I hate it, knowing the pain that is coming for this small family.

Her mother had been kind, had stroked my fur gently this morning.

If I could stop it, save her, I would, but even royal magic has limits.

I roll to my side and stare at the wall, my mind whirring. So much has happened in the last two days. My father’s death, grief fresh and raw in my mind. My uncle’s betrayal. How I fled, wounded and bleeding.

I prayed as I entered the portal. Asked Eldryn to guide my steps. Not for a sign. He does not give them. But for his will to be made known through the path that opened before me. Silently, I begged him to send me to a safe harbor.

And he did.

He delivered me to the Watcher at the threshold, the old man who tends the crossing places between our world and this one. The Watcher saw what Eldryn had already decreed.

He placed me in her path.

Nora.

My mate.

I knew it as soon as she stepped up to the table. As the wind lifted her hair and her scent wafted over to me. It settled deep in my bones, immediate and unmistakable. The recognition of her. Like something inside me sliding into place. The click that echoed through my mind.

Still echoes even now.

But she does not trust me. Does not feel the same way I do.

To her I’m an unknown. A threat. A problem to be solved and then disposed of.

She’s right to feel those things. To be suspicious.

Magic is hidden in this world. A secret known only to a chosen few. If I did not already feel the bond between us, I might question Eldryn’s wisdom myself.

Why would he pair a royal lagomorph with a magicless human?

But in my world, we do not question Eldryn’s will. Not because he speaks to us. He does not. But because the crossings, the portals, exist. Because the bonds between mates take hold. They cannot be forged by spell or hand.

They simply are.

I did not create the bond when I bit Nora.

That happened before we were born. When Eldryn tied our fates together. Long before she ever laid eyes on me. Before she reached into my cage with those gentle, human hands.

The bite only allows me to use the bond.

Magic thins in this world. I cannot access it. I cannot shift without aid.

Nora’s blood is that aid.

Each time I bite her, I can change.

Man to rabbit. Rabbit to man.

Each time I draw on her, our bond deepens.

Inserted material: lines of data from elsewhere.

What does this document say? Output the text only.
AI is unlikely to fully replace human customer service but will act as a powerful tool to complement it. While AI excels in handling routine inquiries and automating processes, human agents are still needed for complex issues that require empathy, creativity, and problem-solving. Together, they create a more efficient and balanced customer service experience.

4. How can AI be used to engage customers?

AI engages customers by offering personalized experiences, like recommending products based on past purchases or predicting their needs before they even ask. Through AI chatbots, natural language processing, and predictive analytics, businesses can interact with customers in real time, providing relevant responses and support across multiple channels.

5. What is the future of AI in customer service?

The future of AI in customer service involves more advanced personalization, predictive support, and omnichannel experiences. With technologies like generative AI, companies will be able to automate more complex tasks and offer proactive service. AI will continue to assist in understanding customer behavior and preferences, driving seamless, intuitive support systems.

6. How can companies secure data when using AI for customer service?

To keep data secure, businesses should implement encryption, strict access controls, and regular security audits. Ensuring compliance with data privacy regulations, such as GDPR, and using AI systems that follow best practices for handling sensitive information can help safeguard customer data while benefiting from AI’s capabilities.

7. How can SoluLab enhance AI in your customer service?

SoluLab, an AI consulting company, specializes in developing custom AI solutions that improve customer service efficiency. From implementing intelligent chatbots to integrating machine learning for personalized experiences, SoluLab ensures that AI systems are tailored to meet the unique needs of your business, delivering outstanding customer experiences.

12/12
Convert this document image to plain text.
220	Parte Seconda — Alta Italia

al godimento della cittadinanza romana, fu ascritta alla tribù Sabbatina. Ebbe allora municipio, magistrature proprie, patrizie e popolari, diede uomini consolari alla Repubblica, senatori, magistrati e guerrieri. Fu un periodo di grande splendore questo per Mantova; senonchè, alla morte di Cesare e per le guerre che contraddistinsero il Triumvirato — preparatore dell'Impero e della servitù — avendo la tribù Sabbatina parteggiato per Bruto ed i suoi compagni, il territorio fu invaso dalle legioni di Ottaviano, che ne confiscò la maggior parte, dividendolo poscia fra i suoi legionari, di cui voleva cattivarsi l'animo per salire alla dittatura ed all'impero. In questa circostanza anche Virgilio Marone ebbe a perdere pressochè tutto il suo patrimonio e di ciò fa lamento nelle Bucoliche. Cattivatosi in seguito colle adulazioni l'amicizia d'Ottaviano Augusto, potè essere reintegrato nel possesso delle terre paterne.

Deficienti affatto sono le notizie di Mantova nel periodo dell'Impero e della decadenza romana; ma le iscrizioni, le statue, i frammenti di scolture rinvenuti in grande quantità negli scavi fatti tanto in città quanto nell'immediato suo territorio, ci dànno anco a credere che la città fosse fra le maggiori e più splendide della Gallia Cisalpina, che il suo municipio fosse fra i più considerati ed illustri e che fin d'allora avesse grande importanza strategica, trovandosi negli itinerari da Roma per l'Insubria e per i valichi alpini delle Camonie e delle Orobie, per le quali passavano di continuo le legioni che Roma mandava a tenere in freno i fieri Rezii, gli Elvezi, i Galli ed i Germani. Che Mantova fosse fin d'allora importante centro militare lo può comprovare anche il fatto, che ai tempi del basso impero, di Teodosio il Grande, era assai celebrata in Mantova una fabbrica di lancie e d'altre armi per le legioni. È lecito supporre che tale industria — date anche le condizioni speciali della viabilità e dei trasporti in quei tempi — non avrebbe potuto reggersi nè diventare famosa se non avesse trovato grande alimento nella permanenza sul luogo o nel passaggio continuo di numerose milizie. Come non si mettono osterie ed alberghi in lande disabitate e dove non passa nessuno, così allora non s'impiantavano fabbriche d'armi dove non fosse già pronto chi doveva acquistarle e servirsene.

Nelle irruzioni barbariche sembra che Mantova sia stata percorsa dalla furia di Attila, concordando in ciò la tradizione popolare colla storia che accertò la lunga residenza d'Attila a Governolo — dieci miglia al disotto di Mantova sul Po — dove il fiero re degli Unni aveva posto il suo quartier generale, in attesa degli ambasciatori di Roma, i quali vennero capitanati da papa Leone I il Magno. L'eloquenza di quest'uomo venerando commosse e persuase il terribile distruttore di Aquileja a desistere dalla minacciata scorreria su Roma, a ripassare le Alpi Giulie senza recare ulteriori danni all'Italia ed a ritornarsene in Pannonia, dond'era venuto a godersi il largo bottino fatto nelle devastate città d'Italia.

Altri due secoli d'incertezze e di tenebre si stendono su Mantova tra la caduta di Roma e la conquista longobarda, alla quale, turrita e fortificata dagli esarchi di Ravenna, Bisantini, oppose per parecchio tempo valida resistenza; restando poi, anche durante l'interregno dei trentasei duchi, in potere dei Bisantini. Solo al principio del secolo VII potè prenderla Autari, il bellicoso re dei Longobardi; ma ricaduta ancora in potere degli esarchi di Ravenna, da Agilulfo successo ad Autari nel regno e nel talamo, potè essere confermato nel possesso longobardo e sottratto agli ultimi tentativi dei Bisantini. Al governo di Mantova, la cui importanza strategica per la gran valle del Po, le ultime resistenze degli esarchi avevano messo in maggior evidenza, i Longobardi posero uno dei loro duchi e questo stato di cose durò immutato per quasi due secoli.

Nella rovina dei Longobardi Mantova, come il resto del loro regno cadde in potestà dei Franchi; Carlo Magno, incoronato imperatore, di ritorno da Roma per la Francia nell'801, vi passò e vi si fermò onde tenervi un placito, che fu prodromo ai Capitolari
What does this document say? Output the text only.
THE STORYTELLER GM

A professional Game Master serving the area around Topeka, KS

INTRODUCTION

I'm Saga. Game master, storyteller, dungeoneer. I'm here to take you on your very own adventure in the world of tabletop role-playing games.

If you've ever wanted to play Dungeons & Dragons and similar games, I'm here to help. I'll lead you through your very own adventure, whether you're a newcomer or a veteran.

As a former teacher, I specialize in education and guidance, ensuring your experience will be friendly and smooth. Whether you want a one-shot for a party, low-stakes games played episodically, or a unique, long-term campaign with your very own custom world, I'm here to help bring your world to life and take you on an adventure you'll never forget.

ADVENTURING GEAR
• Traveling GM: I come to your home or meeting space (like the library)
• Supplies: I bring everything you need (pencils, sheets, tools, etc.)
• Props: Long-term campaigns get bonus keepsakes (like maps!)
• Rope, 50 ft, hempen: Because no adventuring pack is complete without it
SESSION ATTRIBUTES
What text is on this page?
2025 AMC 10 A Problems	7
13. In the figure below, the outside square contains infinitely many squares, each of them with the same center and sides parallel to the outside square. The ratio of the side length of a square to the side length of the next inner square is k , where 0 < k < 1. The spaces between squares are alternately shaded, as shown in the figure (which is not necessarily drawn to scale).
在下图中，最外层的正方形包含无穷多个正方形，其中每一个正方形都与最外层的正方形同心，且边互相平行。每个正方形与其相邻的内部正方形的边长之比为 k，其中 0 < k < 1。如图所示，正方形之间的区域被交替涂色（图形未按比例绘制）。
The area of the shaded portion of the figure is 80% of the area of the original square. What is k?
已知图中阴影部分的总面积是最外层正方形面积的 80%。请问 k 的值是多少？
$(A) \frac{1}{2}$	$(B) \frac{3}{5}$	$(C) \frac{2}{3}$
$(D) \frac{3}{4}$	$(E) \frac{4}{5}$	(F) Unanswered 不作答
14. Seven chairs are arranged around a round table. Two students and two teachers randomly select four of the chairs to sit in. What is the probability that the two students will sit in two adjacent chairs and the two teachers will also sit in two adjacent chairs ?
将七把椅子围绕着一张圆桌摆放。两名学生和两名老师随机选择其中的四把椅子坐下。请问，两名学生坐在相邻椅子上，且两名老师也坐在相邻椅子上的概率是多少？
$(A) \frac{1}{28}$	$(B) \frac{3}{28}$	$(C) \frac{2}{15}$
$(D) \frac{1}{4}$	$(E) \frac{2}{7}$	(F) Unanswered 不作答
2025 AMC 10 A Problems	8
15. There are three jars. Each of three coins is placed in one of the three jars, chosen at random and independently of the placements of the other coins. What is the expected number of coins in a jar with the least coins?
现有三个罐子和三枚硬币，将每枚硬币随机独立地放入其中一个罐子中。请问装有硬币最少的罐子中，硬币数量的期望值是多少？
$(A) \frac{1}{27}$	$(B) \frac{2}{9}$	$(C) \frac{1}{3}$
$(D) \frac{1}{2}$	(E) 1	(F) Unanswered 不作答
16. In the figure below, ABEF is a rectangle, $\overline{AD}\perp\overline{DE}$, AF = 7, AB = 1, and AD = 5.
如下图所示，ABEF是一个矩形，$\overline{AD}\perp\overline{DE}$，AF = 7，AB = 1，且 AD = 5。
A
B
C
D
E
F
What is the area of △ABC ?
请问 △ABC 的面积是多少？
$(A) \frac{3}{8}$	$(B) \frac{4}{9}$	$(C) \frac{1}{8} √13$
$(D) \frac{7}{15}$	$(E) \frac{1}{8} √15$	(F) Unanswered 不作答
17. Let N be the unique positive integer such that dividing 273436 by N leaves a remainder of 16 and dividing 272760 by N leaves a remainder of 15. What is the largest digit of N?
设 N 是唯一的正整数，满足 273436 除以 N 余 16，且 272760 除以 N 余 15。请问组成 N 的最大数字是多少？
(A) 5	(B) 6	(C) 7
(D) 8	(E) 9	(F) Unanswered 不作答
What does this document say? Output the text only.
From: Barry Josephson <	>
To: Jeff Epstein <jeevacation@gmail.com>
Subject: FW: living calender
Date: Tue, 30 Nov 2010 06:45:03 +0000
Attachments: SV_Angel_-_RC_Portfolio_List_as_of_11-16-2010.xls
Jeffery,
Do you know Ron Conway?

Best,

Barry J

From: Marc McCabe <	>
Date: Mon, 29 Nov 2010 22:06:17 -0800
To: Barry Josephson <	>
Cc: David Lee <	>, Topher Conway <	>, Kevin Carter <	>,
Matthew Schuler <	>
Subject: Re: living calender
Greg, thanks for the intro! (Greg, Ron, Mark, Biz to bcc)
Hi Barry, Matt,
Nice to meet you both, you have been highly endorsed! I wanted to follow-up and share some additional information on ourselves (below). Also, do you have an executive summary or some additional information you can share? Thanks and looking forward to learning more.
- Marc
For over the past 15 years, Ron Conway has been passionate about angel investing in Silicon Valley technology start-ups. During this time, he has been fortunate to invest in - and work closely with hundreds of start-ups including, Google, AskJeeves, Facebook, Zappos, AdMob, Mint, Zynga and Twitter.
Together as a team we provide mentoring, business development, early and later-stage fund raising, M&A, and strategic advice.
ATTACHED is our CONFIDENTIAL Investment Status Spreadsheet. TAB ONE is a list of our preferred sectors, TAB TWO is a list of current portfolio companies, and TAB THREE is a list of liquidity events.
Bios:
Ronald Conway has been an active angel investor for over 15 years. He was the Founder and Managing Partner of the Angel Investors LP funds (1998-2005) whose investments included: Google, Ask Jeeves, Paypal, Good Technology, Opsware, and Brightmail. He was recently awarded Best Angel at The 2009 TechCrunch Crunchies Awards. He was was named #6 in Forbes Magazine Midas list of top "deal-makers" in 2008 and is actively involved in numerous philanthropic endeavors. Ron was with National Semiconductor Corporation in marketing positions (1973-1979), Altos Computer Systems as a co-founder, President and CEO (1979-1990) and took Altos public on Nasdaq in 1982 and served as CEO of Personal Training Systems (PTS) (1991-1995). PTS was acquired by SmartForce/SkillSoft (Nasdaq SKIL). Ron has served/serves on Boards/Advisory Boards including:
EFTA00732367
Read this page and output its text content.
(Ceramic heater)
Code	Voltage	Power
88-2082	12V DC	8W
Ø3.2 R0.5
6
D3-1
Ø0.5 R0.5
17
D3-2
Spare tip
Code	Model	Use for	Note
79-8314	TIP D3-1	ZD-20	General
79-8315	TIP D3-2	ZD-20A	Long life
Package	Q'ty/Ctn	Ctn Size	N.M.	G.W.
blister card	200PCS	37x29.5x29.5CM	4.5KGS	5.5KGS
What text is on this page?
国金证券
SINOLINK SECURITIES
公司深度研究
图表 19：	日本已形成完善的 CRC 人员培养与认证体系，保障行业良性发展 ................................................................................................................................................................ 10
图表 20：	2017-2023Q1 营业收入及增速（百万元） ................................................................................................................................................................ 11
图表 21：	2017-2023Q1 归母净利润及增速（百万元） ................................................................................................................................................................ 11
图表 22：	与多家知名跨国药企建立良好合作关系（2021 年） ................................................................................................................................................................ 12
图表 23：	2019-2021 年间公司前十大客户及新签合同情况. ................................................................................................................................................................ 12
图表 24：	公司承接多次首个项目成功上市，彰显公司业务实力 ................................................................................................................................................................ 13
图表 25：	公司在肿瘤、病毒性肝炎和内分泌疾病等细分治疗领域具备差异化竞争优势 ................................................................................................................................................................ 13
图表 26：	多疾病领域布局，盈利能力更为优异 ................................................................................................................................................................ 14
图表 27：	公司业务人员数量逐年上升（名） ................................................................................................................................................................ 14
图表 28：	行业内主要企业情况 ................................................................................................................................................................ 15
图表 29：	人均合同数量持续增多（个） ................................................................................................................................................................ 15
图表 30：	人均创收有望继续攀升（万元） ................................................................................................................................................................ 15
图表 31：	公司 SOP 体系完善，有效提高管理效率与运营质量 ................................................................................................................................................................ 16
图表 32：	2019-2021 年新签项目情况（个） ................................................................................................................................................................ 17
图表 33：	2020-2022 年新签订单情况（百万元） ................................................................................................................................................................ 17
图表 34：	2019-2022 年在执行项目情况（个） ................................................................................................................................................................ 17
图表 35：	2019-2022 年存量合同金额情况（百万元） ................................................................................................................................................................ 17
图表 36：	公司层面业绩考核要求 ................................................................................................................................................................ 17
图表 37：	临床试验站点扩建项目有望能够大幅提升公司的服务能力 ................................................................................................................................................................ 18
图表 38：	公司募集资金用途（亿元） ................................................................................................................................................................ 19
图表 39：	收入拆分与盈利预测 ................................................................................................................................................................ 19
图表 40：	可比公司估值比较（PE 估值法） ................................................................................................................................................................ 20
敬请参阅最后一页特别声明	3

And as it deepens…she will begin to feel it too.

The pull.

The awareness.

The way my presence settles somewhere beneath her skin and refuses to leave.

Each time I take from her, I anchor myself more firmly to her and her to me.

Each time I do it, I make it easier for my uncle’s hunters to scent her. Easier to follow the thread that runs between us. I am meant to shield her from my uncle’s reach. Instead, I am the beacon that will draw him straight to her door.

That knowledge settles heavily across my shoulders.

A drowning weight.

Nora

“Happy Easter.” I wave good-bye as Mom and my aunt drive away, my eyes on the car until it turns the corner and disappears.

I slip back into the house, which is far too quiet. When I step into the bedroom, Sorren is awake, lying on his side and staring into space like he’s lost in thought.

“Hey, sleepyhead—” I tease gently but cut off when I see the tremors that roll through his body, the way he struggles to keep his eyes open. I sit on the bed beside him and put the back of my hand to his forehead, another kindergarten teacher trick.

With a hiss, I jerk my hand away. “You’re burning up.”

I rise to get some medicine, although I don’t know the proper dosing on a man-rabbit.

If that’s really what he is.

Sorren grabs my hand, pulls me back. “Don’t go,” he pants.

“You need something. To make you better.”

I come back and sit beside him. The mattress dips under my weight, and I slide back until my spine bumps his shoulder.